The state took over management this summer after the US Fish and Wildlife Service took grizzlies off the endangered species list.
The future of grizzlies that move outside Yellowstone and Grand Teton National Parks is at stake.
Wyoming’s Game and Fish Department took over management of the bears at the end of July.
Wyoming’s Game and Fish large carnivore supervisor said getting input from Wyoming citizens is important.
Dan Thompson says, “There’s obviously a great deal of interest in hunting. And how that occurs, it’s controversial. There’s polarity and different viewpoints on it. But, that’s the beauty of this. There are a lot of opinions that we can gather by going to the public.”

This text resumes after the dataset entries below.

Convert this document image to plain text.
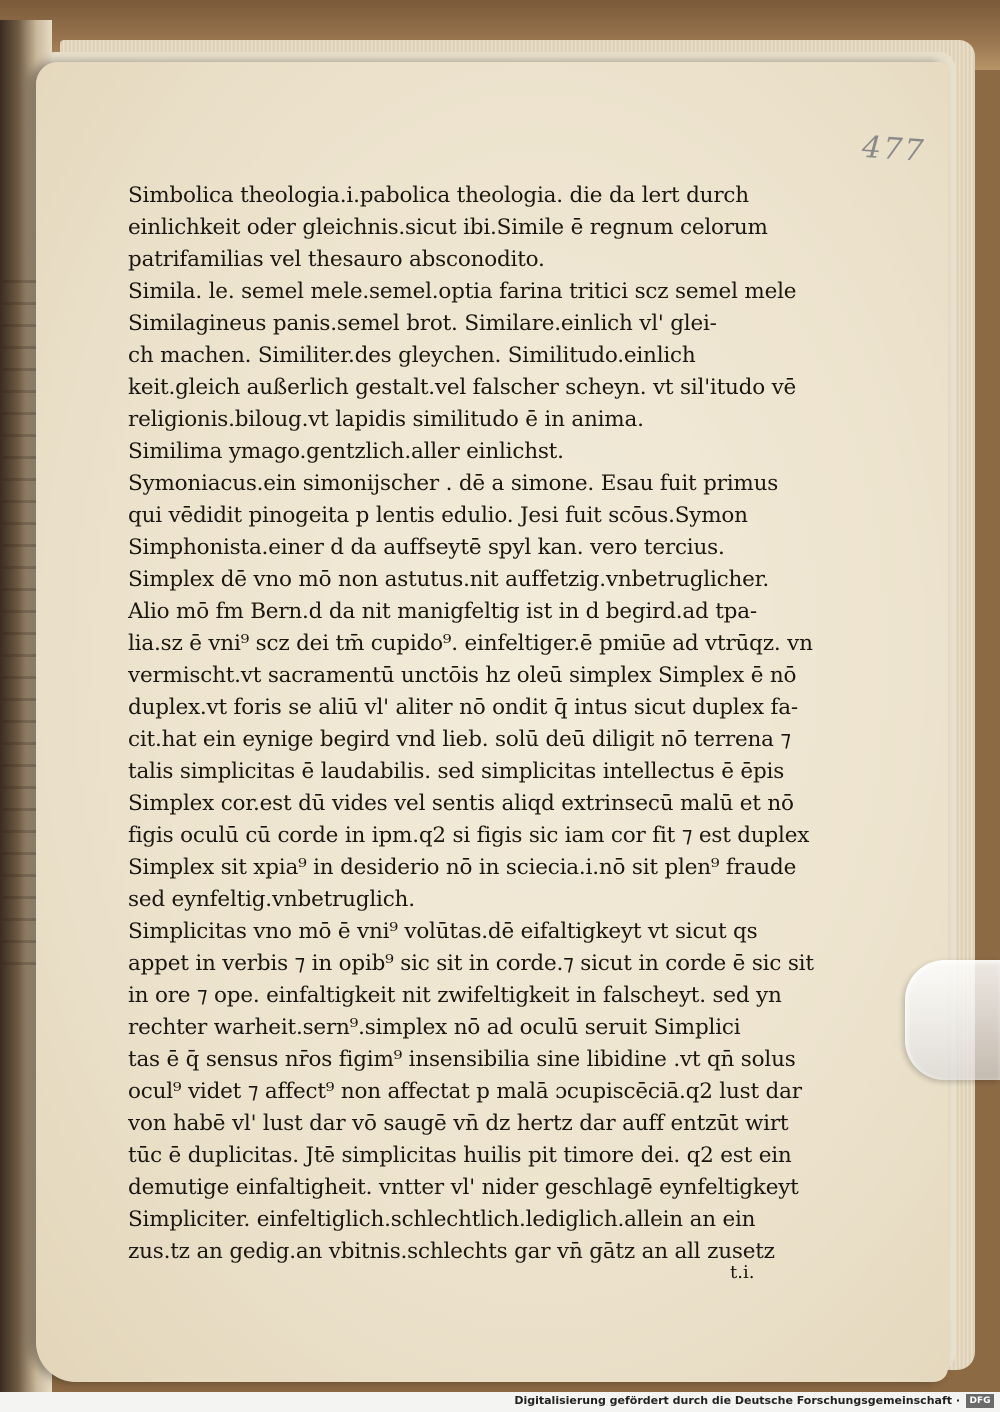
477
Simbolica theologia.i.pabolica theologia. die da lert durch
einlichkeit oder gleichnis.sicut ibi.Simile ē regnum celorum
patrifamilias vel thesauro absconodito.
Simila. le. semel mele.semel.optia farina tritici scz semel mele
Similagineus panis.semel brot. Similare.einlich vl' glei-
ch machen. Similiter.des gleychen. Similitudo.einlich
keit.gleich außerlich gestalt.vel falscher scheyn. vt sil'itudo vē
religionis.biloug.vt lapidis similitudo ē in anima.
Similima ymago.gentzlich.aller einlichst.
Symoniacus.ein simonijscher . dē a simone. Esau fuit primus
qui vēdidit pinogeita p lentis edulio. Jesi fuit scōus.Symon
Simphonista.einer d da auffseytē spyl kan. vero tercius.
Simplex dē vno mō non astutus.nit auffetzig.vnbetruglicher.
Alio mō fm Bern.d da nit manigfeltig ist in d begird.ad tpa-
lia.sz ē vni⁹ scz dei tm̄ cupido⁹. einfeltiger.ē pmiūe ad vtrūqz. vn
vermischt.vt sacramentū unctōis hz oleū simplex Simplex ē nō
duplex.vt foris se aliū vl' aliter nō ondit q̄ intus sicut duplex fa-
cit.hat ein eynige begird vnd lieb. solū deū diligit nō terrena ⁊
talis simplicitas ē laudabilis. sed simplicitas intellectus ē ēpis
Simplex cor.est dū vides vel sentis aliqd extrinsecū malū et nō
figis oculū cū corde in ipm.q2 si figis sic iam cor fit ⁊ est duplex
Simplex sit xpia⁹ in desiderio nō in sciecia.i.nō sit plen⁹ fraude
sed eynfeltig.vnbetruglich.
Simplicitas vno mō ē vni⁹ volūtas.dē eifaltigkeyt vt sicut qs
appet in verbis ⁊ in opib⁹ sic sit in corde.⁊ sicut in corde ē sic sit
in ore ⁊ ope. einfaltigkeit nit zwifeltigkeit in falscheyt. sed yn
rechter warheit.sern⁹.simplex nō ad oculū seruit Simplici
tas ē q̄ sensus nr̄os figim⁹ insensibilia sine libidine .vt qn̄ solus
ocul⁹ videt ⁊ affect⁹ non affectat p malā ɔcupiscēciā.q2 lust dar
von habē vl' lust dar vō saugē vn̄ dz hertz dar auff entzūt wirt
tūc ē duplicitas. Jtē simplicitas huilis pit timore dei. q2 est ein
demutige einfaltigheit. vntter vl' nider geschlagē eynfeltigkeyt
Simpliciter. einfeltiglich.schlechtlich.lediglich.allein an ein
zus.tz an gedig.an vbitnis.schlechts gar vn̄ gātz an all zusetz
t.i.
Digitalisierung gefördert durch die Deutsche Forschungsgemeinschaft ·	DFG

The meeting is one of several held across the state and the most highly attended; 176 people came to this one.
The meeting schedule includes: Casper November 8, Laramie, Sheridan, Jackson, Pinedale, Green River, Cody, and Lander December 4th.

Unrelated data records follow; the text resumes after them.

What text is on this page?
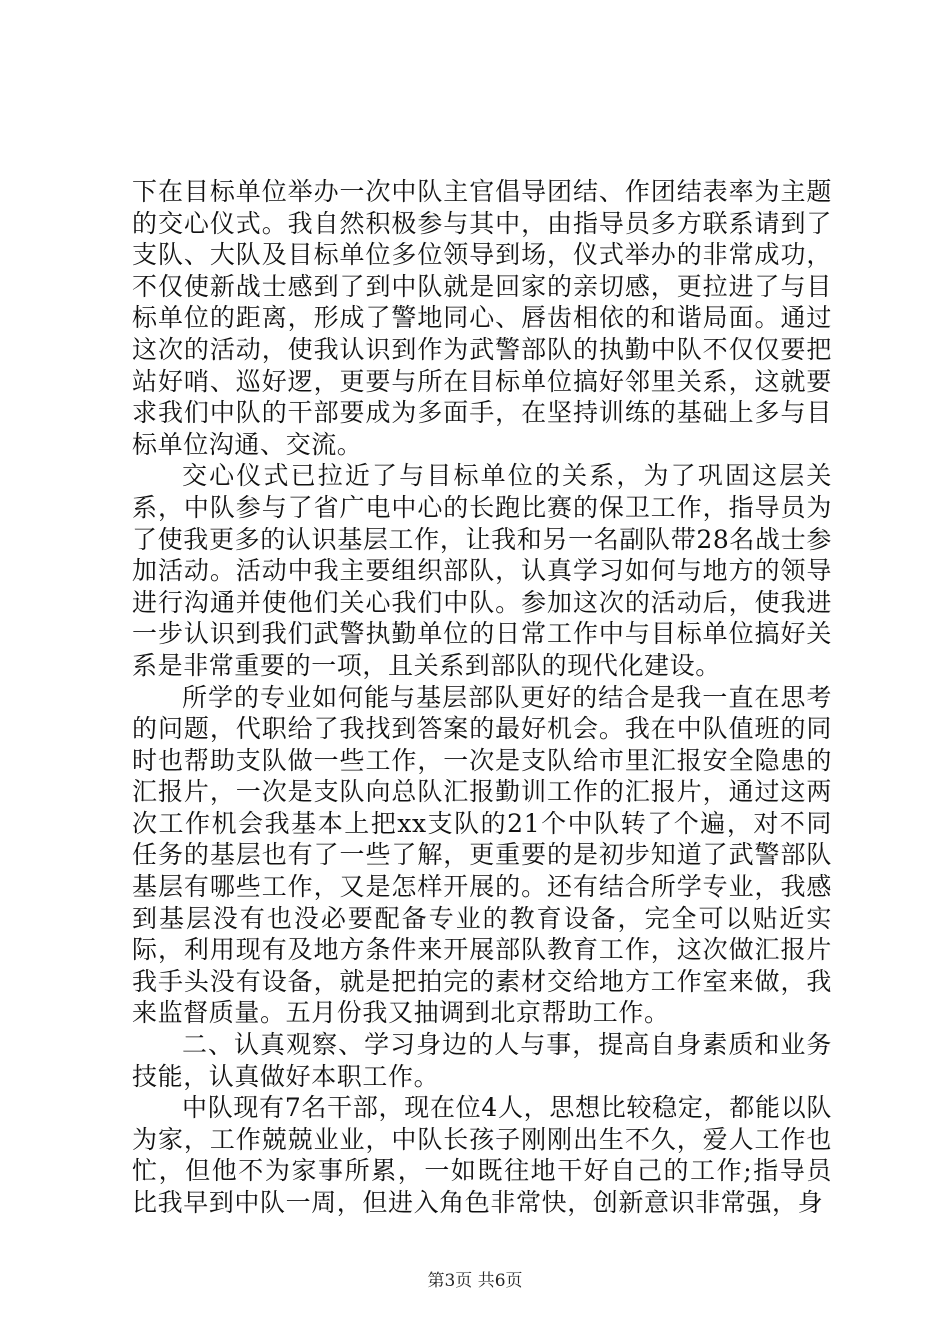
下在目标单位举办一次中队主官倡导团结、作团结表率为主题的交心仪式。我自然积极参与其中，由指导员多方联系请到了支队、大队及目标单位多位领导到场，仪式举办的非常成功，不仅使新战士感到了到中队就是回家的亲切感，更拉进了与目标单位的距离，形成了警地同心、唇齿相依的和谐局面。通过这次的活动，使我认识到作为武警部队的执勤中队不仅仅要把站好哨、巡好逻，更要与所在目标单位搞好邻里关系，这就要求我们中队的干部要成为多面手，在坚持训练的基础上多与目标单位沟通、交流。

交心仪式已拉近了与目标单位的关系，为了巩固这层关系，中队参与了省广电中心的长跑比赛的保卫工作，指导员为了使我更多的认识基层工作，让我和另一名副队带28名战士参加活动。活动中我主要组织部队，认真学习如何与地方的领导进行沟通并使他们关心我们中队。参加这次的活动后，使我进一步认识到我们武警执勤单位的日常工作中与目标单位搞好关系是非常重要的一项，且关系到部队的现代化建设。

所学的专业如何能与基层部队更好的结合是我一直在思考的问题，代职给了我找到答案的最好机会。我在中队值班的同时也帮助支队做一些工作，一次是支队给市里汇报安全隐患的汇报片，一次是支队向总队汇报勤训工作的汇报片，通过这两次工作机会我基本上把xx支队的21个中队转了个遍，对不同任务的基层也有了一些了解，更重要的是初步知道了武警部队基层有哪些工作，又是怎样开展的。还有结合所学专业，我感到基层没有也没必要配备专业的教育设备，完全可以贴近实际，利用现有及地方条件来开展部队教育工作，这次做汇报片我手头没有设备，就是把拍完的素材交给地方工作室来做，我来监督质量。五月份我又抽调到北京帮助工作。

二、认真观察、学习身边的人与事，提高自身素质和业务技能，认真做好本职工作。

中队现有7名干部，现在位4人，思想比较稳定，都能以队为家，工作兢兢业业，中队长孩子刚刚出生不久，爱人工作也忙，但他不为家事所累，一如既往地干好自己的工作;指导员比我早到中队一周，但进入角色非常快，创新意识非常强，身

第3页 共6页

They all had something to say about how grizzly numbers should be counted, how grizzlies should be managed and what to do about grizzlies that get into trouble.
“Across the board people have been very respectful of each other, and listening to each other.”
One of the attendees was the leader of a group that hopes to hunt grizzlies.
President of the Western Bear Foundation, Joe Kondelis commented, “We’re thrilled about the process. We’re thrilled about the progress that we’re making.”
But, a retired ecologist from Cody says the bears should not have been de-listed.
“We do not have a recovered grizzly bear population.”
Chuck Neal says the demographic monitoring area around the parks is an artificial designation of appropriate grizzly habitat.
“Anything outside this so called demographic monitoring area will not be counted as a bear. They will simply be non-existent so the bears will be Willy Nilly killed off,” says Neal.
Four grizzlies were killed in the Cody area this fall. One was shot by a Cody hunter who says it charged him, twice.
Tev Kelley, “It was coming right at us, so I fired kind of a quick shot. Don’t even know where I aimed. It was just that quick. Ended up hitting it in the side of the face.”
Even with seven grizzlies killed in Wyoming this fall, “This year we’re going to be below mortality thresholds and moving forward work to reduce those potential conflicts with humans.
The the bear that was shot by the Cody hunter was later euthanized by Wyoming’s Game and Fish Department.
The meetings will be a chance for the public to learn more about all aspects of grizzly bear research, education and management in Wyoming and help shape grizzly bear conservation in the future.
Game and Fish biologists will open each meeting with a brief informative presentation on grizzly bear recovery and conservation, an overview of the major components of the grizzly bear management plan and what Game and Fish hopes to gain from discussions with the public.
Information about grizzly bear management and education efforts is available on the Game and Fish website.